May 13–16, 2014
9:45 a.m.–2 p.m.
Explore the wonders of garden science through engaging hands-on activities. Observe, sketch, and analyze garden specimens. Check out live garden creatures such as millipedes, meal worms, cockroaches, and spiders, and meet the museum’s entomology staff. Hop, wiggle, and fly through a bug-themed obstacle course. Stroll through the museum’s outdoor Discovery Garden or add a Dancing Wings Butterfly Garden tour ($4 additional per person).
Themed visits give students a chance to experience the museum in new ways. Activities begin at 9:45 a.m. and end at 2 p.m., but classes may arrive and depart at anytime during that period.
Before your visit
- Divide students into groups of 5 or fewer and assign each group a chaperon.
- Discuss field trip expectations and lunch plans with chaperons and students.
- Role-play museum etiquette with students.
During your Theme Day experience
- Museum educators will greet you with activity guides and maps.
- Exciting, theme-related activity stations will be staffed by museum educators.
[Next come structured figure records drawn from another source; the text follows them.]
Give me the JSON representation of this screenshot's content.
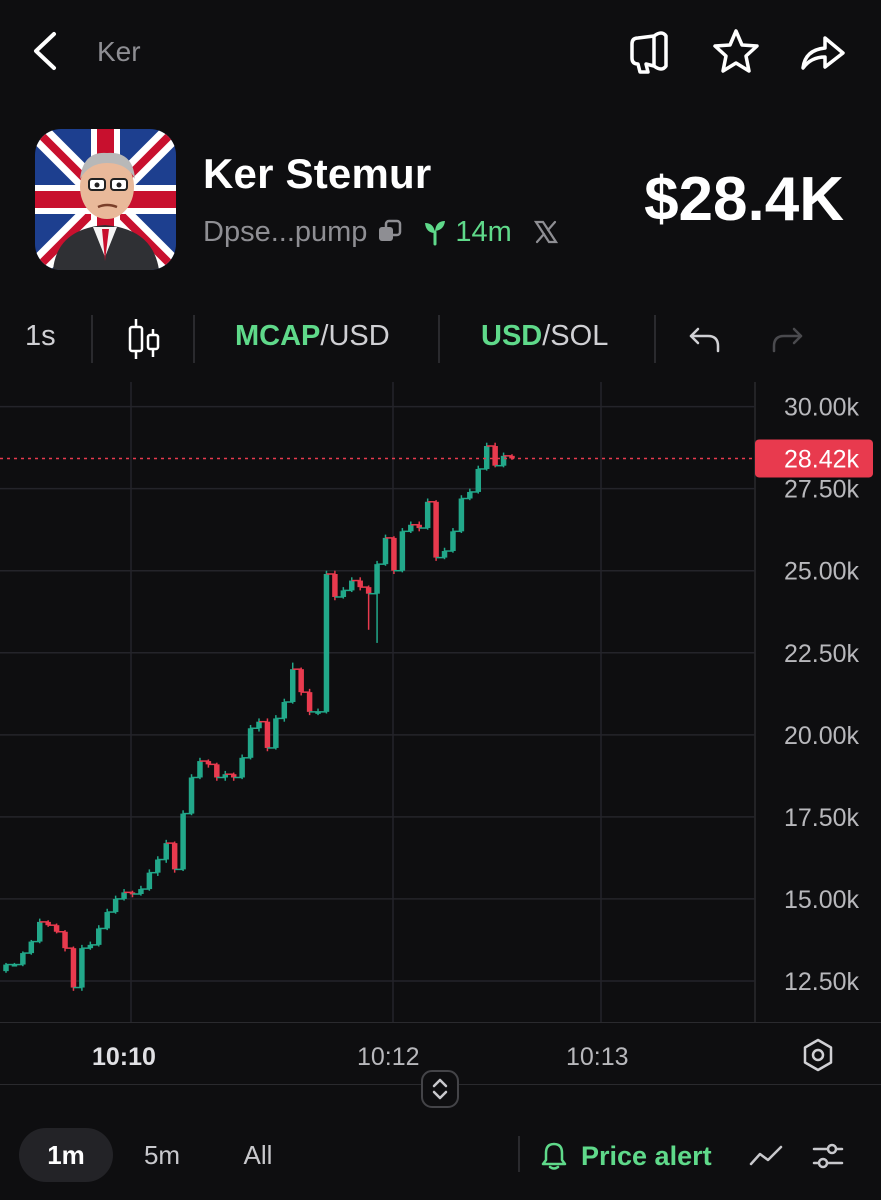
{
  "topbar": {
    "back_icon": "chevron-left-icon",
    "crumb": "Ker",
    "actions": [
      "megaphone-icon",
      "star-icon",
      "share-arrow-icon"
    ]
  },
  "token": {
    "name": "Ker Stemur",
    "address": "Dpse...pump",
    "age": "14m",
    "market_cap": "$28.4K",
    "avatar": "token-avatar-cartoon-union-jack"
  },
  "toolbar": {
    "interval": "1s",
    "mcap_hl": "MCAP",
    "mcap_rest": "/USD",
    "usd_hl": "USD",
    "usd_rest": "/SOL"
  },
  "chart_data": {
    "type": "candlestick",
    "y_ticks": [
      "30.00k",
      "27.50k",
      "25.00k",
      "22.50k",
      "20.00k",
      "17.50k",
      "15.00k",
      "12.50k"
    ],
    "ylim": [
      11250,
      30750
    ],
    "current_price_label": "28.42k",
    "current_price": 28420,
    "x_ticks": [
      "10:10",
      "10:12",
      "10:13"
    ],
    "candles": [
      [
        12800,
        13000,
        13050,
        12750
      ],
      [
        13000,
        13000,
        13050,
        12950
      ],
      [
        13000,
        13350,
        13400,
        12950
      ],
      [
        13350,
        13700,
        13750,
        13300
      ],
      [
        13700,
        14300,
        14400,
        13650
      ],
      [
        14300,
        14200,
        14350,
        14150
      ],
      [
        14200,
        14000,
        14250,
        13950
      ],
      [
        14000,
        13500,
        14050,
        13400
      ],
      [
        13500,
        12300,
        13550,
        12200
      ],
      [
        12300,
        13500,
        13600,
        12200
      ],
      [
        13500,
        13600,
        13700,
        13450
      ],
      [
        13600,
        14100,
        14200,
        13550
      ],
      [
        14100,
        14600,
        14700,
        14050
      ],
      [
        14600,
        15000,
        15100,
        14550
      ],
      [
        15000,
        15200,
        15300,
        14950
      ],
      [
        15200,
        15150,
        15250,
        15050
      ],
      [
        15150,
        15300,
        15400,
        15100
      ],
      [
        15300,
        15800,
        15900,
        15250
      ],
      [
        15800,
        16200,
        16300,
        15700
      ],
      [
        16200,
        16700,
        16800,
        16100
      ],
      [
        16700,
        15900,
        16750,
        15800
      ],
      [
        15900,
        17600,
        17700,
        15850
      ],
      [
        17600,
        18700,
        18800,
        17550
      ],
      [
        18700,
        19200,
        19300,
        18650
      ],
      [
        19200,
        19100,
        19250,
        19000
      ],
      [
        19100,
        18700,
        19150,
        18600
      ],
      [
        18700,
        18800,
        18900,
        18600
      ],
      [
        18800,
        18700,
        18850,
        18600
      ],
      [
        18700,
        19300,
        19400,
        18650
      ],
      [
        19300,
        20200,
        20300,
        19250
      ],
      [
        20200,
        20400,
        20500,
        20100
      ],
      [
        20400,
        19600,
        20500,
        19500
      ],
      [
        19600,
        20500,
        20600,
        19550
      ],
      [
        20500,
        21000,
        21100,
        20400
      ],
      [
        21000,
        22000,
        22200,
        20950
      ],
      [
        22000,
        21300,
        22050,
        21200
      ],
      [
        21300,
        20700,
        21400,
        20600
      ],
      [
        20700,
        20700,
        20800,
        20600
      ],
      [
        20700,
        24900,
        25000,
        20650
      ],
      [
        24900,
        24200,
        25000,
        24100
      ],
      [
        24200,
        24400,
        24500,
        24150
      ],
      [
        24400,
        24700,
        24800,
        24350
      ],
      [
        24700,
        24500,
        24800,
        24400
      ],
      [
        24500,
        24300,
        24550,
        23200
      ],
      [
        24300,
        25200,
        25300,
        22800
      ],
      [
        25200,
        26000,
        26100,
        25150
      ],
      [
        26000,
        25000,
        26050,
        24900
      ],
      [
        25000,
        26200,
        26300,
        24950
      ],
      [
        26200,
        26400,
        26500,
        26150
      ],
      [
        26400,
        26300,
        26500,
        26200
      ],
      [
        26300,
        27100,
        27200,
        26250
      ],
      [
        27100,
        25400,
        27150,
        25300
      ],
      [
        25400,
        25600,
        25700,
        25350
      ],
      [
        25600,
        26200,
        26300,
        25550
      ],
      [
        26200,
        27200,
        27300,
        26150
      ],
      [
        27200,
        27400,
        27500,
        27150
      ],
      [
        27400,
        28100,
        28200,
        27350
      ],
      [
        28100,
        28800,
        28900,
        28050
      ],
      [
        28800,
        28200,
        28900,
        28150
      ],
      [
        28200,
        28500,
        28600,
        28150
      ],
      [
        28500,
        28420,
        28550,
        28380
      ]
    ]
  },
  "bottombar": {
    "intervals": [
      "1m",
      "5m",
      "All"
    ],
    "price_alert": "Price alert"
  }
}
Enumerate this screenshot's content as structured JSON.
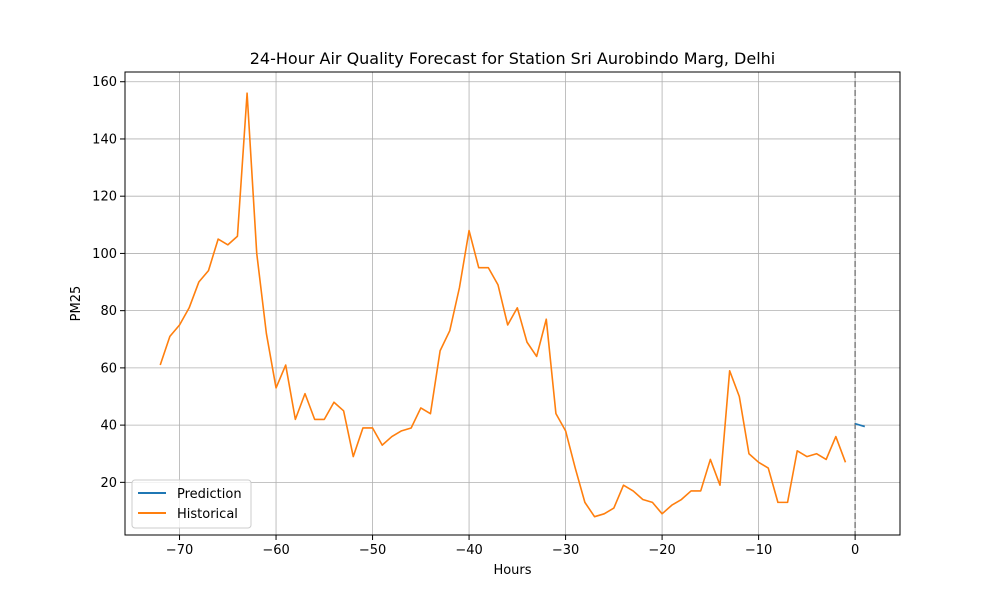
{
  "chart_data": {
    "type": "line",
    "title": "24-Hour Air Quality Forecast for Station Sri Aurobindo Marg, Delhi",
    "xlabel": "Hours",
    "ylabel": "PM25",
    "xlim": [
      -75.65,
      4.65
    ],
    "ylim": [
      1.6,
      163.4
    ],
    "xticks": [
      -70,
      -60,
      -50,
      -40,
      -30,
      -20,
      -10,
      0
    ],
    "yticks": [
      20,
      40,
      60,
      80,
      100,
      120,
      140,
      160
    ],
    "xtick_labels": [
      "−70",
      "−60",
      "−50",
      "−40",
      "−30",
      "−20",
      "−10",
      "0"
    ],
    "ytick_labels": [
      "20",
      "40",
      "60",
      "80",
      "100",
      "120",
      "140",
      "160"
    ],
    "grid": true,
    "legend_position": "lower-left",
    "vline": {
      "x": 0,
      "style": "dashed",
      "color": "#808080"
    },
    "series": [
      {
        "name": "Prediction",
        "color": "#1f77b4",
        "x": [
          0,
          1
        ],
        "y": [
          40.5,
          39.5
        ]
      },
      {
        "name": "Historical",
        "color": "#ff7f0e",
        "x": [
          -72,
          -71,
          -70,
          -69,
          -68,
          -67,
          -66,
          -65,
          -64,
          -63,
          -62,
          -61,
          -60,
          -59,
          -58,
          -57,
          -56,
          -55,
          -54,
          -53,
          -52,
          -51,
          -50,
          -49,
          -48,
          -47,
          -46,
          -45,
          -44,
          -43,
          -42,
          -41,
          -40,
          -39,
          -38,
          -37,
          -36,
          -35,
          -34,
          -33,
          -32,
          -31,
          -30,
          -29,
          -28,
          -27,
          -26,
          -25,
          -24,
          -23,
          -22,
          -21,
          -20,
          -19,
          -18,
          -17,
          -16,
          -15,
          -14,
          -13,
          -12,
          -11,
          -10,
          -9,
          -8,
          -7,
          -6,
          -5,
          -4,
          -3,
          -2,
          -1
        ],
        "y": [
          61,
          71,
          75,
          81,
          90,
          94,
          105,
          103,
          106,
          156,
          100,
          72,
          53,
          61,
          42,
          51,
          42,
          42,
          48,
          45,
          29,
          39,
          39,
          33,
          36,
          38,
          39,
          46,
          44,
          66,
          73,
          88,
          108,
          95,
          95,
          89,
          75,
          81,
          69,
          64,
          77,
          44,
          38,
          25,
          13,
          8,
          9,
          11,
          19,
          17,
          14,
          13,
          9,
          12,
          14,
          17,
          17,
          28,
          19,
          59,
          50,
          30,
          27,
          25,
          13,
          13,
          31,
          29,
          30,
          28,
          36,
          27
        ]
      }
    ]
  }
}
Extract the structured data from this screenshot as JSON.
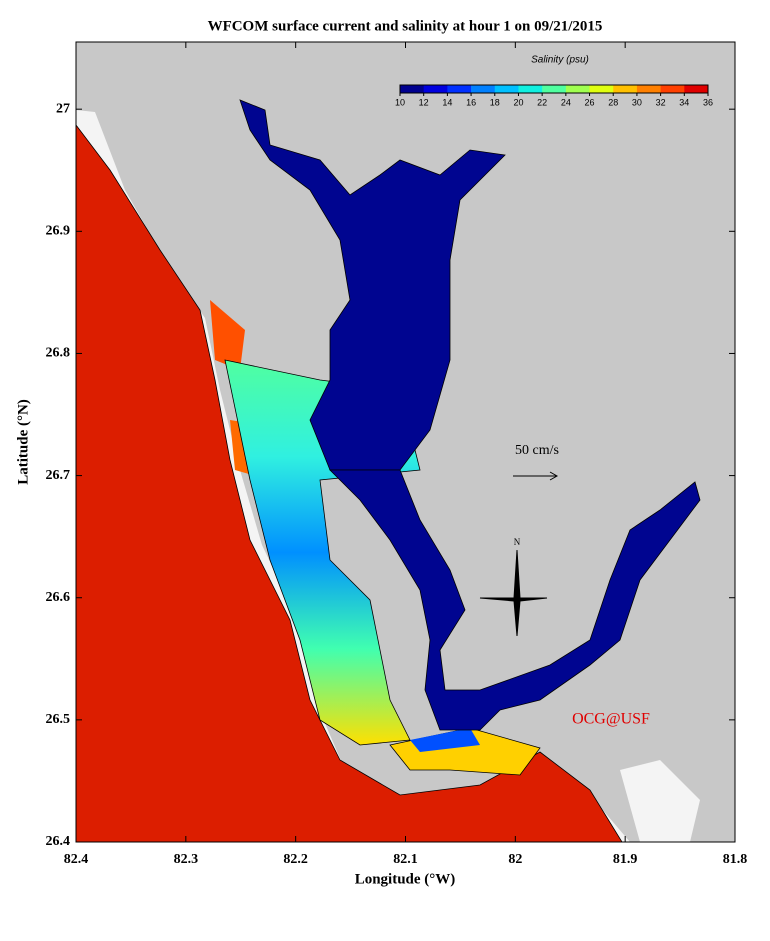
{
  "chart_data": {
    "type": "map",
    "title": "WFCOM surface current and salinity at hour 1 on 09/21/2015",
    "x_label": "Longitude (°W)",
    "y_label": "Latitude (°N)",
    "xlim": [
      82.4,
      81.8
    ],
    "xticks": [
      82.4,
      82.3,
      82.2,
      82.1,
      82.0,
      81.9,
      81.8
    ],
    "ylim": [
      26.4,
      27.055
    ],
    "yticks": [
      26.4,
      26.5,
      26.6,
      26.7,
      26.8,
      26.9,
      27.0
    ],
    "colorbar": {
      "title": "Salinity (psu)",
      "lim": [
        10,
        36
      ],
      "ticks": [
        10,
        12,
        14,
        16,
        18,
        20,
        22,
        24,
        26,
        28,
        30,
        32,
        34,
        36
      ],
      "colors": [
        "#00008f",
        "#0000df",
        "#0030ff",
        "#0080ff",
        "#00c0ff",
        "#10f0e0",
        "#50ffa0",
        "#a0ff50",
        "#e0ff10",
        "#ffc000",
        "#ff8000",
        "#ff4000",
        "#df0000"
      ]
    },
    "scale_label": "50 cm/s",
    "compass_label": "N",
    "credit": "OCG@USF"
  }
}
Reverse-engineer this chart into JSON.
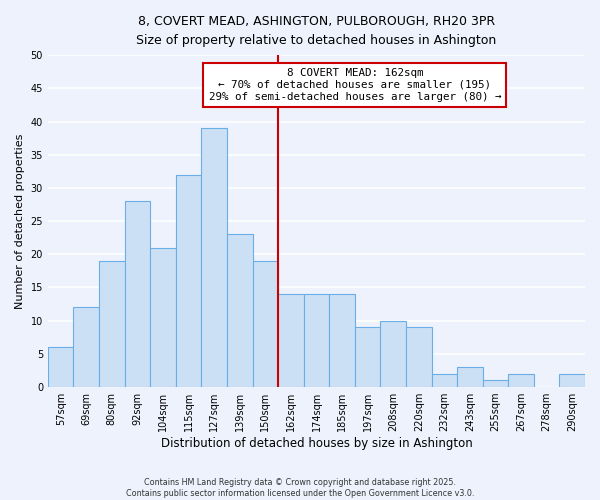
{
  "title": "8, COVERT MEAD, ASHINGTON, PULBOROUGH, RH20 3PR",
  "subtitle": "Size of property relative to detached houses in Ashington",
  "xlabel": "Distribution of detached houses by size in Ashington",
  "ylabel": "Number of detached properties",
  "bin_labels": [
    "57sqm",
    "69sqm",
    "80sqm",
    "92sqm",
    "104sqm",
    "115sqm",
    "127sqm",
    "139sqm",
    "150sqm",
    "162sqm",
    "174sqm",
    "185sqm",
    "197sqm",
    "208sqm",
    "220sqm",
    "232sqm",
    "243sqm",
    "255sqm",
    "267sqm",
    "278sqm",
    "290sqm"
  ],
  "bar_heights": [
    6,
    12,
    19,
    28,
    21,
    32,
    39,
    23,
    19,
    14,
    14,
    14,
    9,
    10,
    9,
    2,
    3,
    1,
    2,
    0,
    2
  ],
  "highlight_index": 9,
  "bar_color": "#cce0f5",
  "bar_edge_color": "#6aaee8",
  "vline_color": "#cc0000",
  "annotation_title": "8 COVERT MEAD: 162sqm",
  "annotation_line1": "← 70% of detached houses are smaller (195)",
  "annotation_line2": "29% of semi-detached houses are larger (80) →",
  "annotation_box_edge": "#cc0000",
  "ylim": [
    0,
    50
  ],
  "yticks": [
    0,
    5,
    10,
    15,
    20,
    25,
    30,
    35,
    40,
    45,
    50
  ],
  "bg_color": "#edf2fc",
  "grid_color": "#d0ddf0",
  "footer_line1": "Contains HM Land Registry data © Crown copyright and database right 2025.",
  "footer_line2": "Contains public sector information licensed under the Open Government Licence v3.0."
}
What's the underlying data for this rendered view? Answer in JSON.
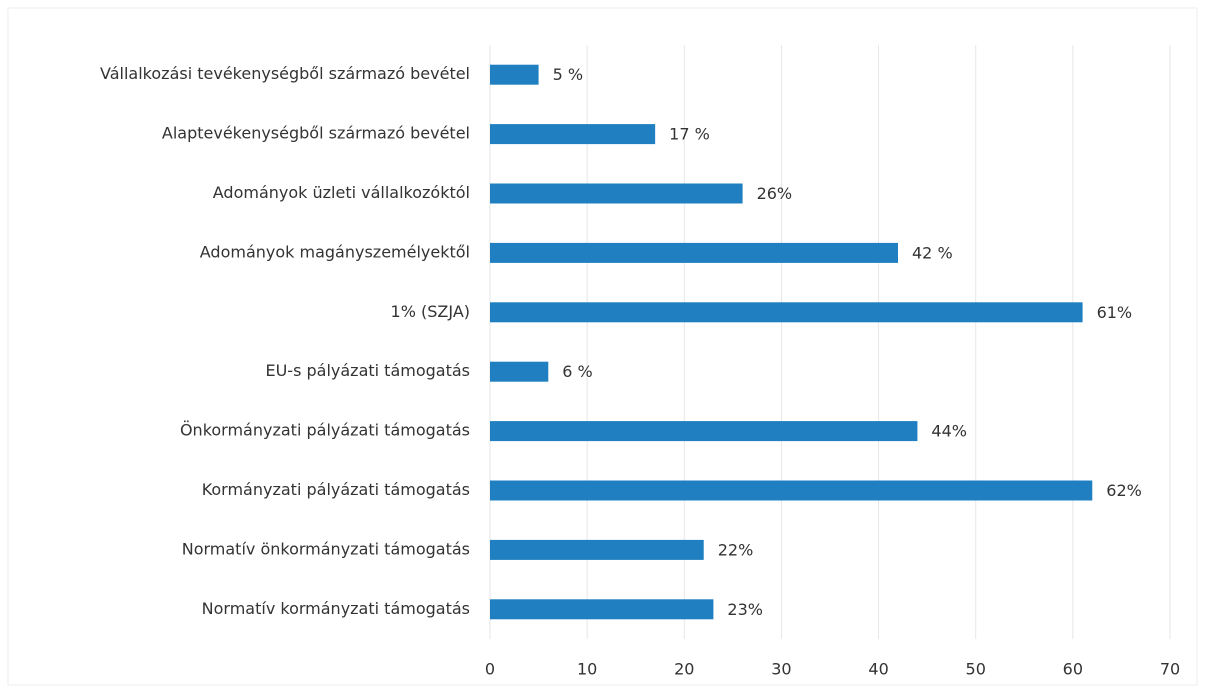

- Students and chaperons will enjoy free exploration time throughout the museum. Students and chaperons must stay together throughout the visit.
Classroom activities to enhance your Theme Day experience
- Have students bring in a garden object of their choice—either a food or flower from a garden, a garden tool, or a picture of a garden. Display the objects on a table or shelf. Add to the display to provide a variety of garden objects. Provide time for students to explore all of the objects on display. Ask students to define what a garden is and to discuss different types of gardens. Ask students to explain why they think gardens are important.
- Take your class outside for a nature scavenger hunt. Encourage students to look for and sketch the following and then discuss their findings:
- Something that has wings
- Something that is red
- Something with buds or blossoms
- Something that moves
- Something natural that could hold water
- Nest-building material for a bird
- Something you wonder about
- Invite students to write, tell, or illustrate a story that captures an experience enjoyed in a garden. Encourage students to use descriptive vocabulary and to add as much detail as possible to their story or drawing.
- Invite a gardening expert to talk to students. Alternately, ask students to find someone at home who loves gardening and interview him or her. Ask the expert questions such as:
- What was your first gardening experience
- What do you like most about gardening
- What inspired you to garden
- What advice would you give to someone who would like to start a garden?